Nous, gens de la rue, croyons de toutes nos forces que cette rue, que ce monde où Dieu nous a mis, est pour nous le lieu de notre sainteté.

Nous autres, gens des rues

Notice#

Convertie à vingt ans après une adolescence athée, assistante sociale à Ivry-sur-Seine, ville communiste, Madeleine Delbrêl a inventé une manière de vivre l’Évangile en milieu ouvrier et incroyant, sans structure religieuse visible.

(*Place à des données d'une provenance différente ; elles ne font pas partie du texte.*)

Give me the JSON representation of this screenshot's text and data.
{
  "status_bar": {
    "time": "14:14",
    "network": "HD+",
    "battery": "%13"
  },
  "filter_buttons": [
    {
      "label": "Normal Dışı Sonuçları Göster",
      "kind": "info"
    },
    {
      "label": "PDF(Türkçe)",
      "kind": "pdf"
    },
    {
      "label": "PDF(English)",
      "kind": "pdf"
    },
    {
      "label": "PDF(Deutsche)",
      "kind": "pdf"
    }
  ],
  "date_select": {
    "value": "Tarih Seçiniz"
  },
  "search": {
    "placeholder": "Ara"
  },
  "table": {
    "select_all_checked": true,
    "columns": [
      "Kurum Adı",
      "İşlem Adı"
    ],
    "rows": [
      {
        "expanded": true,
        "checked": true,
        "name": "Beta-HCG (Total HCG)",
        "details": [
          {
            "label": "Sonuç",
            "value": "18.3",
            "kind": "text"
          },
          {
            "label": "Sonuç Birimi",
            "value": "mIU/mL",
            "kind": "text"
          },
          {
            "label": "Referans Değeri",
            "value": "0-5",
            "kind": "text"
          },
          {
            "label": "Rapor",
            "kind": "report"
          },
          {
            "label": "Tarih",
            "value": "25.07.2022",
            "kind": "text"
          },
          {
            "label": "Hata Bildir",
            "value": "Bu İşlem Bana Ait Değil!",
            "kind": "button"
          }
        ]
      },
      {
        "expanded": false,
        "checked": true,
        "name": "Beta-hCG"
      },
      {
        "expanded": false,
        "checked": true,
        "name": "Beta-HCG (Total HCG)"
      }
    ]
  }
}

Son apport au Carême est un déplacement du lieu : pour elle, le désert n’est pas une retraite mais la rue, le bureau, l’escalier de l’immeuble. « Il y a des gens que Dieu prend et met à part. Il y en a d’autres qu’il laisse dans la masse. »

Elle formule aussi, avec une précision rare, l’ascèse propre à la vie active : la disponibilité, l’interruption acceptée, la fidélité aux tâches banales. « Nous sommes libres pour l’imprévu. »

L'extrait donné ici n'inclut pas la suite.